Results The protocol specified 3 main comparisons; however, we present only the comparison of heparin plus aspirin vs aspirin alone. This report of ISIS 3 included 41,299 participants, however, this does not represent the total number of patients randomized, which was 55,331. Patient eligibility for the trial specified that patients could either have a “clear indication” for fibrinolysis or an “uncertain” indication. While all of the 36,381 patients with a “clear indication” are included in these results, only half of the 18,950 patients with an “uncertain” indication are included.

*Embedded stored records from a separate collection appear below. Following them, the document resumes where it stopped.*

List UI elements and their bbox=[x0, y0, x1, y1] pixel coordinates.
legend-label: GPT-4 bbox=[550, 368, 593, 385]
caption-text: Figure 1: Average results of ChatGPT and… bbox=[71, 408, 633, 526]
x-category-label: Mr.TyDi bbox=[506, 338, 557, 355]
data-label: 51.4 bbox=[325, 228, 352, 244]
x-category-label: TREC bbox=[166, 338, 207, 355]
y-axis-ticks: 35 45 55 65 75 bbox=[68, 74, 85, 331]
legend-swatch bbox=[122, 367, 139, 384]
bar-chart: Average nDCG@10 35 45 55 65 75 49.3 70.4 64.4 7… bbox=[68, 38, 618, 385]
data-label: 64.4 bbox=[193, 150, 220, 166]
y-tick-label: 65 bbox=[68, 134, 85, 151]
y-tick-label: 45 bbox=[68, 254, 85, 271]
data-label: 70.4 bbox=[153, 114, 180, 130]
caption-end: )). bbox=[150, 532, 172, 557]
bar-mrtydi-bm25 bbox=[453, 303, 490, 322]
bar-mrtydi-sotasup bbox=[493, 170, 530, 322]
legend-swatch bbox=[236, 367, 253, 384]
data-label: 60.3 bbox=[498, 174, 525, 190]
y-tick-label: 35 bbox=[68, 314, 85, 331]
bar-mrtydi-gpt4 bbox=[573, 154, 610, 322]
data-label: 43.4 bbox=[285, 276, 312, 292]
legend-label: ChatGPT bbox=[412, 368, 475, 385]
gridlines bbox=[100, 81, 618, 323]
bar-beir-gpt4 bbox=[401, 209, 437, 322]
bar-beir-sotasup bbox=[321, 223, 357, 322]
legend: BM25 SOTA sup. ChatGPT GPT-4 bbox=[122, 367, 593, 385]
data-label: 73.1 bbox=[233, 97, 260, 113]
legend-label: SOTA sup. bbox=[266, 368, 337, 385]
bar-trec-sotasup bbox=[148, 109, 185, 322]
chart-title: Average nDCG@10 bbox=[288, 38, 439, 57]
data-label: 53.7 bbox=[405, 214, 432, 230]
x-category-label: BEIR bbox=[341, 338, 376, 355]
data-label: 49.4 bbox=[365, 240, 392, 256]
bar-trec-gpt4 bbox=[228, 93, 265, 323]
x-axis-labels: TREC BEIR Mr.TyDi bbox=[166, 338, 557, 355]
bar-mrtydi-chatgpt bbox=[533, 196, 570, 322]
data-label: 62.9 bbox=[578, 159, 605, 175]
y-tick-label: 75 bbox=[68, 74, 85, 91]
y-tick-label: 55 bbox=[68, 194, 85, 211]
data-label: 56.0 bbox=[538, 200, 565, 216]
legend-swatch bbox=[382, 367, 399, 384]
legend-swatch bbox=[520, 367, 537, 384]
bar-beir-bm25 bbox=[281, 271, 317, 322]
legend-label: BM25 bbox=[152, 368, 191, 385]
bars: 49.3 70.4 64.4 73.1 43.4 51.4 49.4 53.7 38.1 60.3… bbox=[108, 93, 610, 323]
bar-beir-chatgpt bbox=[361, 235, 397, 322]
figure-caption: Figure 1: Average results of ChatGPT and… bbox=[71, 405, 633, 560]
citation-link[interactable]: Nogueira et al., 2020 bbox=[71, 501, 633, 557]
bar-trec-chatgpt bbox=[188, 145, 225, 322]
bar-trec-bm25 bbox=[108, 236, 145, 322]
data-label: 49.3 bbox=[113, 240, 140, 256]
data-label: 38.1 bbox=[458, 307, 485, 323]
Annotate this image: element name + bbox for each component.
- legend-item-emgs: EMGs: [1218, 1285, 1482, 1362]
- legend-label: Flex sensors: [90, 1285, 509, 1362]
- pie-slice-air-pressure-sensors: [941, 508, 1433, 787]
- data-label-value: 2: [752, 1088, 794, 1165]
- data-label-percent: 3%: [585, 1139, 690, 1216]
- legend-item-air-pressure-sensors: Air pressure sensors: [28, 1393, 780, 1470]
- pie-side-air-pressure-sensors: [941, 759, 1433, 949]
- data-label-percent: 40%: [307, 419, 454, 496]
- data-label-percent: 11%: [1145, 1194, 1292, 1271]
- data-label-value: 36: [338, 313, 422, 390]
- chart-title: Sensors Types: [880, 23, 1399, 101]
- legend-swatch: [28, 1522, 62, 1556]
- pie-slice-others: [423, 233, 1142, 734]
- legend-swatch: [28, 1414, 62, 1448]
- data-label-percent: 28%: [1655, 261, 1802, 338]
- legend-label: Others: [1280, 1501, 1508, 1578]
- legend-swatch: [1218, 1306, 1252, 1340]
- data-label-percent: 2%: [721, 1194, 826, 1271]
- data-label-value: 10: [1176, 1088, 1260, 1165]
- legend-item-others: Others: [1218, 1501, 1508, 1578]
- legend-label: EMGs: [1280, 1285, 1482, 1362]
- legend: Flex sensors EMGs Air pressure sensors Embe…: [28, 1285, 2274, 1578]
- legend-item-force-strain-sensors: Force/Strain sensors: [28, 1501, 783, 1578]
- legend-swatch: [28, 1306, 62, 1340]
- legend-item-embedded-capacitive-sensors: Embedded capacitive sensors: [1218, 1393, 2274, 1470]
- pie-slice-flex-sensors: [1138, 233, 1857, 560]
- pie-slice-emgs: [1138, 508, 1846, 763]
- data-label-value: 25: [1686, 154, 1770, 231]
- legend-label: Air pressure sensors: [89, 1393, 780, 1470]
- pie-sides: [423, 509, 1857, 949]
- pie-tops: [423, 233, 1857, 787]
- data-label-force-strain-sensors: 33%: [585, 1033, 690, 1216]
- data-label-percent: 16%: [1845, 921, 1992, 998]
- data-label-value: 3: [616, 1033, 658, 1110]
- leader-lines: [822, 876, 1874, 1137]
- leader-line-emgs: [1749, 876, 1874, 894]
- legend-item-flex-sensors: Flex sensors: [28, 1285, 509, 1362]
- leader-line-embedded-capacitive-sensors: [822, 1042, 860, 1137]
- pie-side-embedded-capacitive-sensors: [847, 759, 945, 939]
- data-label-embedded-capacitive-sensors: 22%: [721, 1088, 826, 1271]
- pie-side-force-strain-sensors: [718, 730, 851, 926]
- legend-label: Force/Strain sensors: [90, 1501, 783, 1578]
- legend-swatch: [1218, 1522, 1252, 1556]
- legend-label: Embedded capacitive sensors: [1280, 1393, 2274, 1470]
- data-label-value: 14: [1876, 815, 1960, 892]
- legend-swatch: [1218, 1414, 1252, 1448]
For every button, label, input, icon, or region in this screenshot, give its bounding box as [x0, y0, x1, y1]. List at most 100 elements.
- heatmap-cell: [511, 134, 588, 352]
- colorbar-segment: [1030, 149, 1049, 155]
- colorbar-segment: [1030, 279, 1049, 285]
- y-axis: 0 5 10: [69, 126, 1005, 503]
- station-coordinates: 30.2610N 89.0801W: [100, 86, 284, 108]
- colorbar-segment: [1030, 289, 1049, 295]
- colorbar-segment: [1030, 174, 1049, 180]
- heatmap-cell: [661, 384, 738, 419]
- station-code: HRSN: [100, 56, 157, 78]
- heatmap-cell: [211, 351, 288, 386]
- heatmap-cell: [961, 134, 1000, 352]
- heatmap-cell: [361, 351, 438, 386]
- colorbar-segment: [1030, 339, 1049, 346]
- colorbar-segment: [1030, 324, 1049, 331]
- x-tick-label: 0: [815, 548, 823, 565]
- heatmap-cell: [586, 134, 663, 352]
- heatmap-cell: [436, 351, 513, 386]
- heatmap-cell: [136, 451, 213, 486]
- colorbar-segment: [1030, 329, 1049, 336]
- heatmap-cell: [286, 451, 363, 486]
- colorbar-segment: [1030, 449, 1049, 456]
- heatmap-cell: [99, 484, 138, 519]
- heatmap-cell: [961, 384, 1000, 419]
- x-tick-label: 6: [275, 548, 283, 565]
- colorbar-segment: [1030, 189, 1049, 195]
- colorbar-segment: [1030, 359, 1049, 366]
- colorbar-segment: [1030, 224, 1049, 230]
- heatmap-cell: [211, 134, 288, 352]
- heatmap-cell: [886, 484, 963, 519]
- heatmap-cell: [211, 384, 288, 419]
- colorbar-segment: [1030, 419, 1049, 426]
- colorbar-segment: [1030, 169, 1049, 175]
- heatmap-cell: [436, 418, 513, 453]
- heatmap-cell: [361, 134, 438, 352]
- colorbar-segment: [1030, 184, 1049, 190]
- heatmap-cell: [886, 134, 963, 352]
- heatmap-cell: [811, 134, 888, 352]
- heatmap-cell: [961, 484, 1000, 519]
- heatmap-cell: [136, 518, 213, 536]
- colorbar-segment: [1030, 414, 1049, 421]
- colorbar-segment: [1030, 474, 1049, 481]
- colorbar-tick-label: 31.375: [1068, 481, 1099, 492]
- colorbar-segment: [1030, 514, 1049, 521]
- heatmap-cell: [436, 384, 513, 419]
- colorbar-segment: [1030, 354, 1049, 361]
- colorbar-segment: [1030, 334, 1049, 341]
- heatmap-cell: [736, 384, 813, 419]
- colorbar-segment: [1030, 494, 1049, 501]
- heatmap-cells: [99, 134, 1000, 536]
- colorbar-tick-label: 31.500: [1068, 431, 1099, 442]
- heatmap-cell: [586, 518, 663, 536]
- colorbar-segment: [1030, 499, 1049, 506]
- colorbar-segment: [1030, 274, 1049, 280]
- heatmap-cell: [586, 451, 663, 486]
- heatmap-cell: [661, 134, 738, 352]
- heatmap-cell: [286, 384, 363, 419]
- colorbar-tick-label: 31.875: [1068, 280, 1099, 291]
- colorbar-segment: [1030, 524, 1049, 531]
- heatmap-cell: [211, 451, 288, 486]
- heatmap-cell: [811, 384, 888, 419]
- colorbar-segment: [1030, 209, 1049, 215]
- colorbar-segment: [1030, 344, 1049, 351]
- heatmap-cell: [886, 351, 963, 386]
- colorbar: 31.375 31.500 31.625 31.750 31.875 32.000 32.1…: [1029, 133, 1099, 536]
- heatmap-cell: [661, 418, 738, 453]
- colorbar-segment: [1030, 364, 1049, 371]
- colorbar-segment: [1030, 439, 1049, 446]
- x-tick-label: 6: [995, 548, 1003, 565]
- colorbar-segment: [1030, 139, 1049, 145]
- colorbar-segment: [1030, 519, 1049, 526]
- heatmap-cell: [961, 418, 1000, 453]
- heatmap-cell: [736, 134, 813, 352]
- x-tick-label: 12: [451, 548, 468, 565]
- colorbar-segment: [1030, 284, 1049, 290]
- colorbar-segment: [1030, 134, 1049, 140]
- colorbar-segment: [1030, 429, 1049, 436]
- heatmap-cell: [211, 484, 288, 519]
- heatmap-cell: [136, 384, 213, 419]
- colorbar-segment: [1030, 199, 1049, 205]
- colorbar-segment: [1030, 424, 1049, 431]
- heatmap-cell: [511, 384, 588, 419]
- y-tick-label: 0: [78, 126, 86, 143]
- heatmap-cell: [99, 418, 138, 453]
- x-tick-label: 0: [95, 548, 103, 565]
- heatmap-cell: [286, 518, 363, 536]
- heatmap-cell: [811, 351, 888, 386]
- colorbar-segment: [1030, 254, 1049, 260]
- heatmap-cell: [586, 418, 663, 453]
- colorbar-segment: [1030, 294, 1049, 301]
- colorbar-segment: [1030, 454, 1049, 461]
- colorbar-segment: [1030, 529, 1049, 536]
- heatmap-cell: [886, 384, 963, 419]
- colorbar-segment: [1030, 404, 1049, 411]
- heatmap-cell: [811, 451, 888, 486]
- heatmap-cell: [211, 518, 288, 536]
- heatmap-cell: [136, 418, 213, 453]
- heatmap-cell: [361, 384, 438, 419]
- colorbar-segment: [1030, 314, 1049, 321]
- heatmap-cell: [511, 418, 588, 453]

No great justification is provided for this other than the authors mention that results from those patients will be reported elsewhere.
Compliance with assigned aspirin treatment was over 98% in both the heparin plus aspirin versus aspirin alone group; however, compliance with either intravenous or high-dose subcutaneous heparin was 92% in the heparin plus aspirin group compared to 18% in the aspirin alone group.
Over 5 weeks, there was no significant difference in mortality for patients assigned to heparin plus aspirin versus aspirin alone (10.3% vs 10.6%; p=NS) nor was there any difference at 6 months (13.9% vs 14.0%; p=NS). No additional data on subgroups is provided in the main manuscript.
Non-cerebral bleeding was increased in patients assigned to heparin plus aspirin versus aspirin alone (6.3% vs 3.9%; p<0.00001) and the bleeding risk increased with higher age. Excess bleed risk was 1.3% in patients <70 years and 4.5% in those ≥70, which translates to big differences in numbers needed to harm estimates (77 vs 22). No significant difference in the overall risk of stroke (1.3% vs 1.2%; p=NS) or reinfarction were observed (3.2% vs 3.5%; p=NS); respectively.
Conclusions The ISIS-3 trial does not support the hypothesis that aspirin plus heparin is better than aspirin alone in patients presenting with AMI who undergo revascularization via thrombolysis. However, there are concerns related to trial conduct and reporting. From our standpoint, because the results of the trial were null and the number of patients was very large, it contributes valuable information, which is still relevant today.
Wow . A long time ago . I remember seeing ST elevation as I was talking to the patient - IV tpa given within 5 minutes of ST and down they went and pain resolved. Heparin was given
As an aside - I was an intern when we participated in the STK trial . The resident pulled the "fat" envelope for the anterior MI and the the "thin" one for the inferior MI . Colleagues report similar tactics for ICD placement in other hospitals . I recall it vividly.
I suppose the control of randomization is better now but while this excellent review of early studies is being presented -I wonder if any other geezer docs remember the way I do ? I am 67
Yikes. Embarrassed to say, just like with Gissi 2, this was news to me, and does not reflect how I was taught in training, or the local standard of practice early in my career when lytics were still used. I really should have asked more questions….hopefully not too late to get into that habit.